Y las perspectivas para Bazán aparecen optimistas: “Sacamos una lista de interés y salieron 14 operadores portuarios a nivel mundial interesados. O sea, realmente esto da fe de que existe un interés, que hay una demanda firme por concretar ese proyecto, así es que desde el punto de vista técnico de la demanda se mantiene vivo el interés para que sea un proyecto exitoso”.

El Canal y Chile

En cuanto a las repercusiones en el sector marítimo portuario chileno, una vez que entre en funcionamiento la ampliación de la ruta interoceánica, Bazán estima que éstas “sin duda alguna serán beneficiosas”, en la medida que el canal se expanda y el comercio exterior chileno siga creciendo. “Es un instrumento que sirve al crecimiento de la economía chilena, al crecimiento de las exportaciones chilenas”, sostiene.

En cuanto a la presión que pueda recibir la infraestructura de los puertos en Chile, debido al arribo de naves de cada vez mayor tamaño, apunta que “que cada país, tiene responsabilidad en ese sentido.
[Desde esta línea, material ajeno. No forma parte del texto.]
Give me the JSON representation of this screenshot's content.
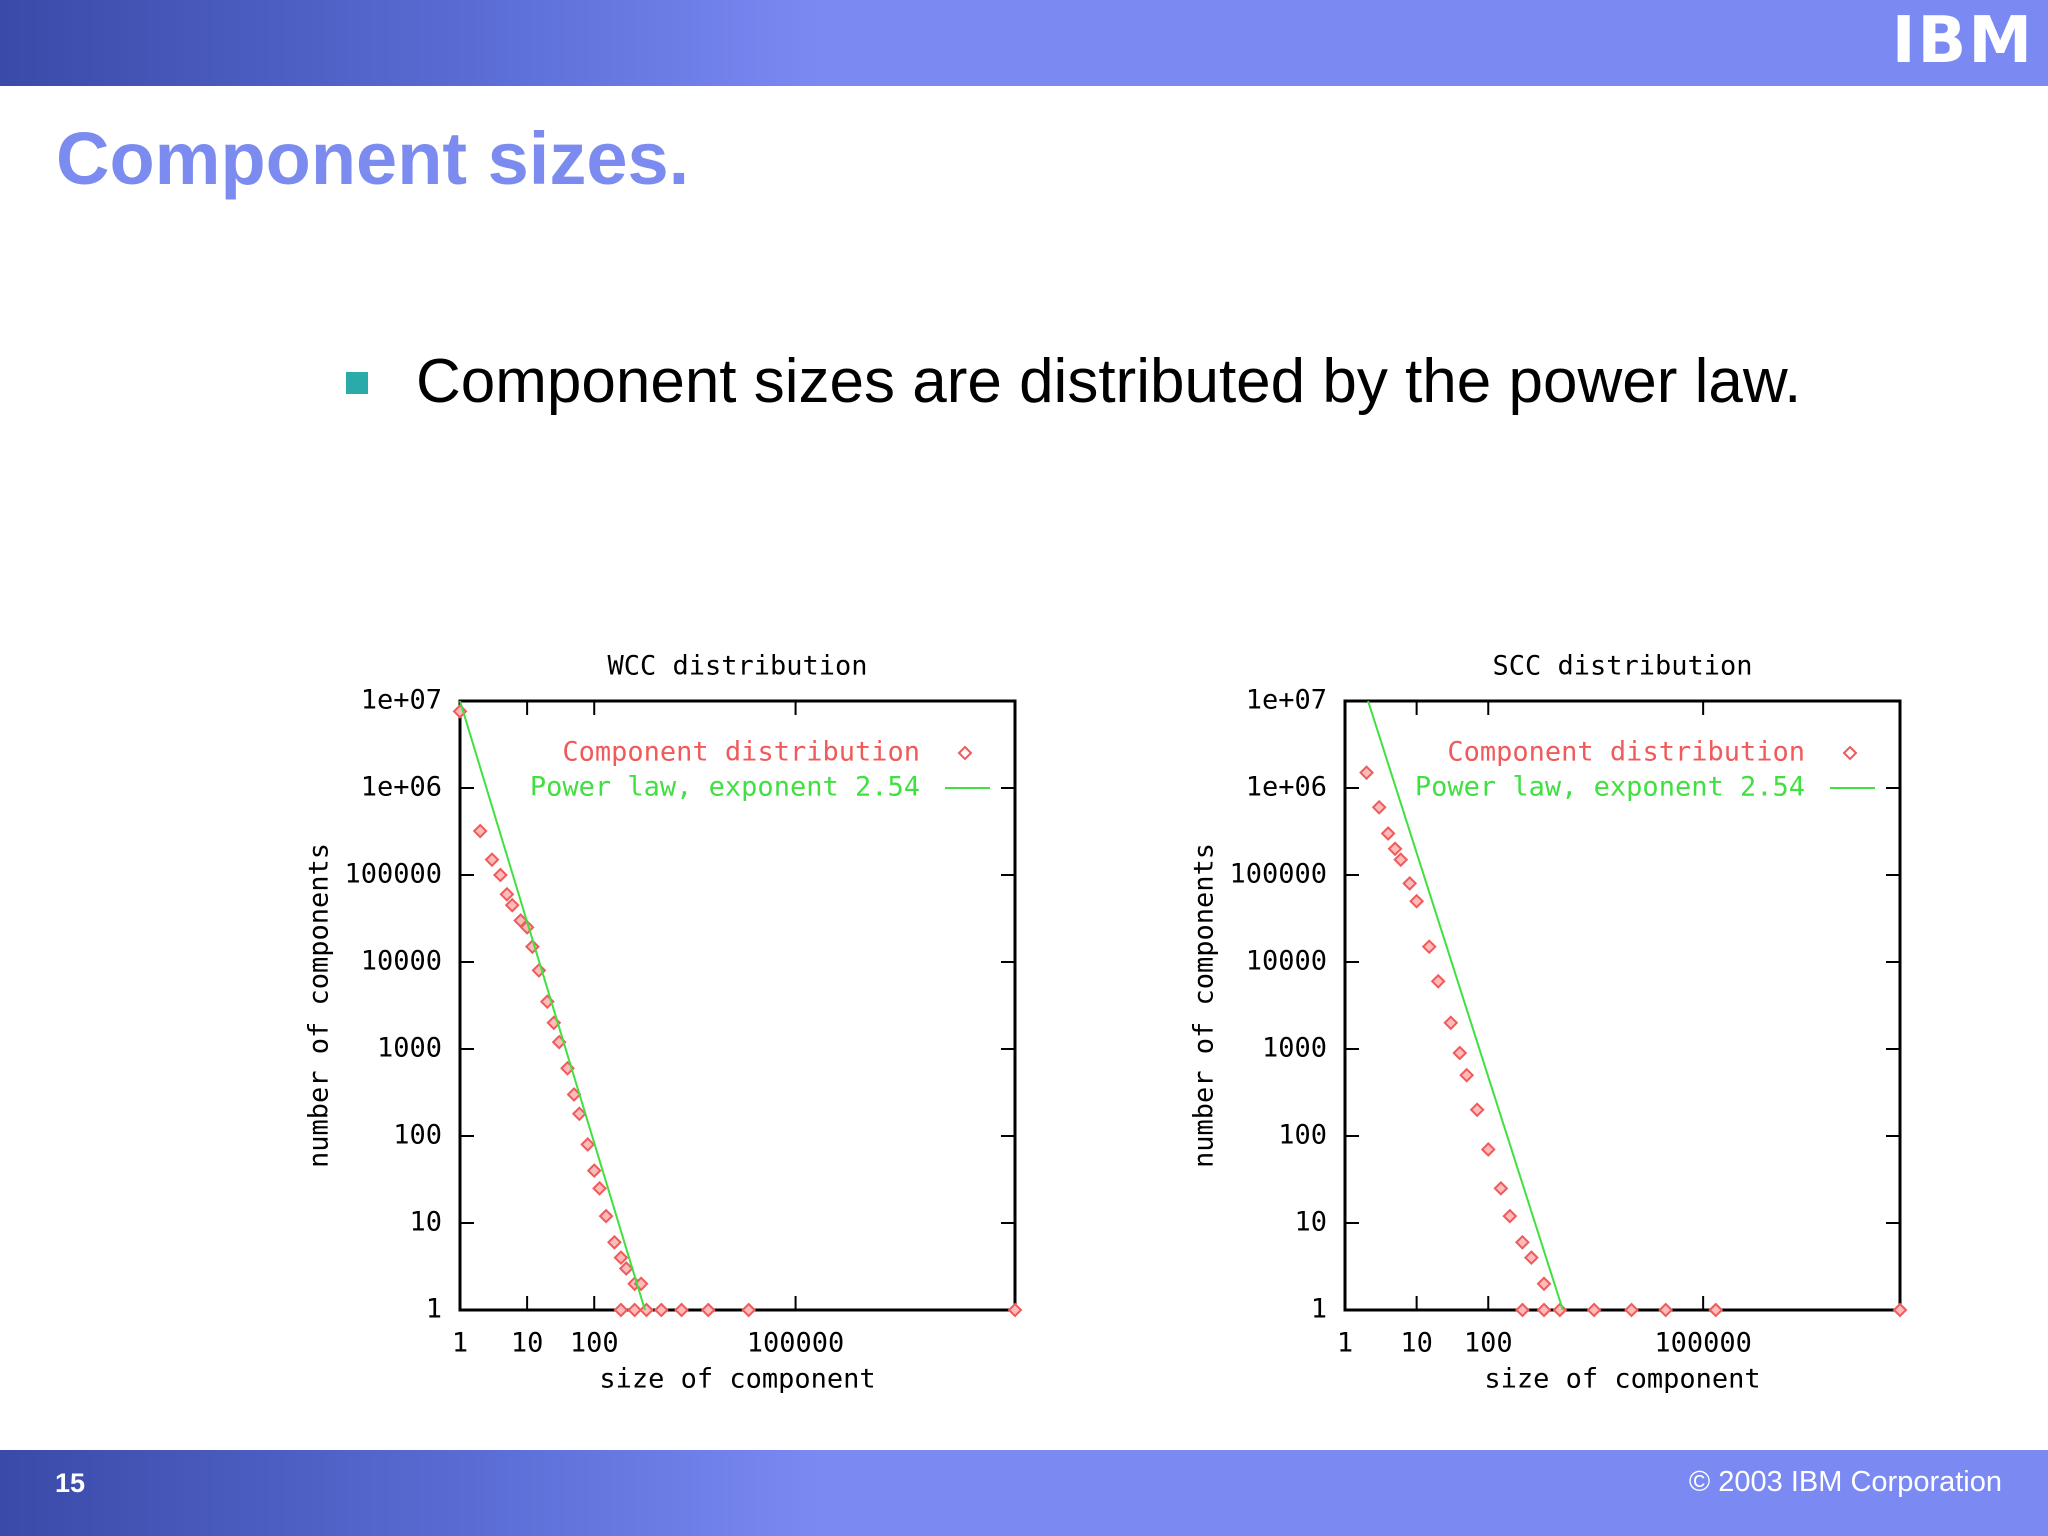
{
  "header": {
    "logo": "IBM",
    "title": "Component sizes."
  },
  "bullet": "Component sizes are distributed by the power law.",
  "footer": {
    "page": "15",
    "copyright": "© 2003 IBM Corporation"
  },
  "chart_data": [
    {
      "type": "scatter",
      "title": "WCC distribution",
      "xlabel": "size of component",
      "ylabel": "number of components",
      "xscale": "log",
      "yscale": "log",
      "xlim": [
        1,
        186000000
      ],
      "ylim": [
        1,
        10000000
      ],
      "xticks": [
        1,
        10,
        100,
        100000
      ],
      "yticks": [
        1,
        10,
        100,
        1000,
        10000,
        100000,
        {
          "value": 1000000,
          "label": "1e+06"
        },
        {
          "value": 10000000,
          "label": "1e+07"
        }
      ],
      "legend": "top-right",
      "series": [
        {
          "name": "Component distribution",
          "color": "#f05a5a",
          "marker": "diamond",
          "x": [
            1,
            2,
            3,
            4,
            5,
            6,
            8,
            10,
            12,
            15,
            20,
            25,
            30,
            40,
            50,
            60,
            80,
            100,
            120,
            150,
            200,
            250,
            300,
            400,
            500,
            250,
            400,
            600,
            1000,
            2000,
            5000,
            20000,
            186000000
          ],
          "values": [
            7600000,
            320000,
            150000,
            100000,
            60000,
            45000,
            30000,
            25000,
            15000,
            8000,
            3500,
            2000,
            1200,
            600,
            300,
            180,
            80,
            40,
            25,
            12,
            6,
            4,
            3,
            2,
            2,
            1,
            1,
            1,
            1,
            1,
            1,
            1,
            1
          ]
        },
        {
          "name": "Power law, exponent 2.54",
          "color": "#40e040",
          "marker": "line",
          "x": [
            1,
            570
          ],
          "values": [
            10000000,
            1
          ]
        }
      ]
    },
    {
      "type": "scatter",
      "title": "SCC distribution",
      "xlabel": "size of component",
      "ylabel": "number of components",
      "xscale": "log",
      "yscale": "log",
      "xlim": [
        1,
        56000000
      ],
      "ylim": [
        1,
        10000000
      ],
      "xticks": [
        1,
        10,
        100,
        100000
      ],
      "yticks": [
        1,
        10,
        100,
        1000,
        10000,
        100000,
        {
          "value": 1000000,
          "label": "1e+06"
        },
        {
          "value": 10000000,
          "label": "1e+07"
        }
      ],
      "legend": "top-right",
      "series": [
        {
          "name": "Component distribution",
          "color": "#f05a5a",
          "marker": "diamond",
          "x": [
            2,
            3,
            4,
            5,
            6,
            8,
            10,
            15,
            20,
            30,
            40,
            50,
            70,
            100,
            150,
            200,
            300,
            400,
            600,
            300,
            600,
            1000,
            3000,
            10000,
            30000,
            150000,
            56000000
          ],
          "values": [
            1500000,
            600000,
            300000,
            200000,
            150000,
            80000,
            50000,
            15000,
            6000,
            2000,
            900,
            500,
            200,
            70,
            25,
            12,
            6,
            4,
            2,
            1,
            1,
            1,
            1,
            1,
            1,
            1,
            1
          ]
        },
        {
          "name": "Power law, exponent 2.54",
          "color": "#40e040",
          "marker": "line",
          "x": [
            2.1,
            1100
          ],
          "values": [
            10000000,
            1
          ]
        }
      ]
    }
  ]
}
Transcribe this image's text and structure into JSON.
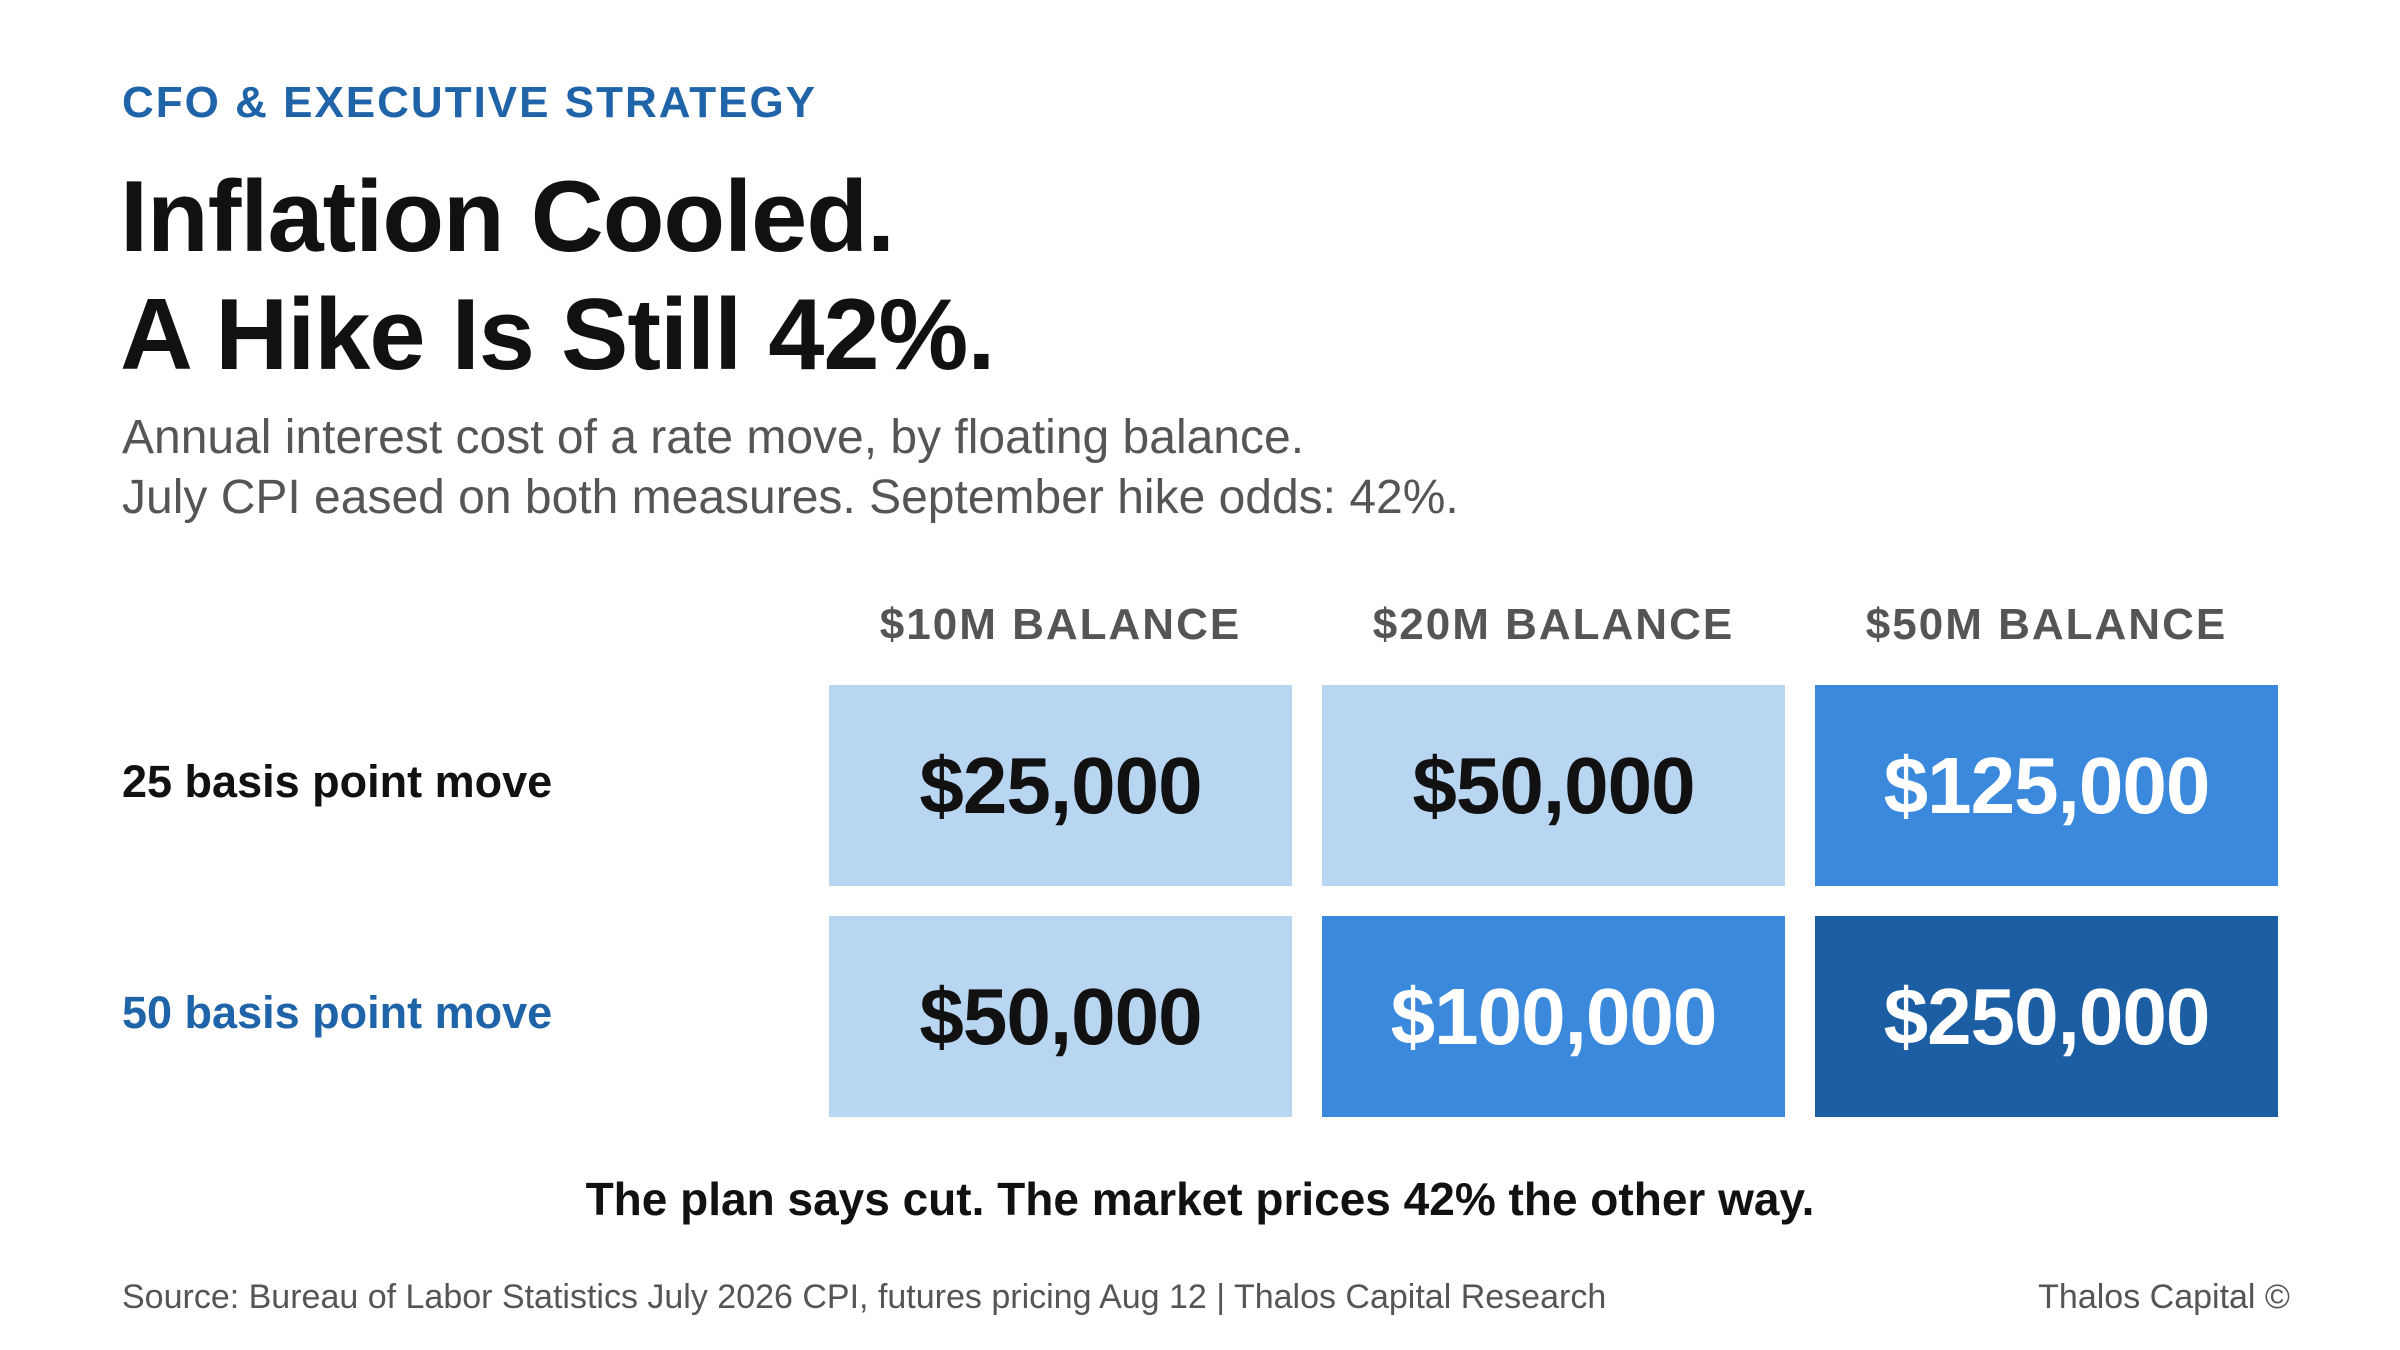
{
  "header": {
    "eyebrow": "CFO & EXECUTIVE STRATEGY",
    "title_line1": "Inflation Cooled.",
    "title_line2": "A Hike Is Still 42%.",
    "subtitle_line1": "Annual interest cost of a rate move, by floating balance.",
    "subtitle_line2": "July CPI eased on both measures. September hike odds: 42%."
  },
  "chart_data": {
    "type": "table",
    "columns": [
      "$10M BALANCE",
      "$20M BALANCE",
      "$50M BALANCE"
    ],
    "rows": [
      {
        "label": "25 basis point move",
        "label_color": "#111111",
        "values": [
          25000,
          50000,
          125000
        ],
        "display": [
          "$25,000",
          "$50,000",
          "$125,000"
        ]
      },
      {
        "label": "50 basis point move",
        "label_color": "#1f63a8",
        "values": [
          50000,
          100000,
          250000
        ],
        "display": [
          "$50,000",
          "$100,000",
          "$250,000"
        ]
      }
    ],
    "color_scale": {
      "light": "#b8d5f2",
      "medium": "#3a89dd",
      "dark": "#1b5ea3"
    }
  },
  "callout": "The plan says cut. The market prices 42% the other way.",
  "footer": {
    "source": "Source: Bureau of Labor Statistics July 2026 CPI, futures pricing Aug 12 | Thalos Capital Research",
    "brand": "Thalos Capital ©"
  }
}
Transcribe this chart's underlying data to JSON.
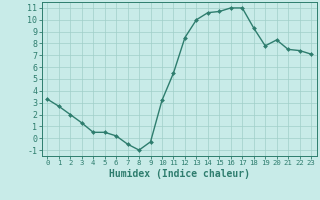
{
  "x": [
    0,
    1,
    2,
    3,
    4,
    5,
    6,
    7,
    8,
    9,
    10,
    11,
    12,
    13,
    14,
    15,
    16,
    17,
    18,
    19,
    20,
    21,
    22,
    23
  ],
  "y": [
    3.3,
    2.7,
    2.0,
    1.3,
    0.5,
    0.5,
    0.2,
    -0.5,
    -1.0,
    -0.3,
    3.2,
    5.5,
    8.5,
    10.0,
    10.6,
    10.7,
    11.0,
    11.0,
    9.3,
    7.8,
    8.3,
    7.5,
    7.4,
    7.1
  ],
  "xlabel": "Humidex (Indice chaleur)",
  "xlim": [
    -0.5,
    23.5
  ],
  "ylim": [
    -1.5,
    11.5
  ],
  "yticks": [
    -1,
    0,
    1,
    2,
    3,
    4,
    5,
    6,
    7,
    8,
    9,
    10,
    11
  ],
  "xticks": [
    0,
    1,
    2,
    3,
    4,
    5,
    6,
    7,
    8,
    9,
    10,
    11,
    12,
    13,
    14,
    15,
    16,
    17,
    18,
    19,
    20,
    21,
    22,
    23
  ],
  "line_color": "#2e7d6e",
  "marker_color": "#2e7d6e",
  "bg_color": "#c8ebe8",
  "grid_color": "#a0cfc9",
  "tick_color": "#2e7d6e",
  "label_color": "#2e7d6e",
  "xlabel_fontsize": 7,
  "tick_fontsize": 6,
  "marker": "D",
  "marker_size": 2.0,
  "line_width": 1.0
}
No hay que tener temor, porque hay factores importantes que determinan que el crecimiento de la demanda va a continuar. En ese sentido, cada país tiene que prepararse en materia de infraestructura y lo interesante de esto es que no se quede solo en el hecho de planear, sino que se haga una verdadera planificación en donde se ejecuten proyectos y donde realmente se concreten”.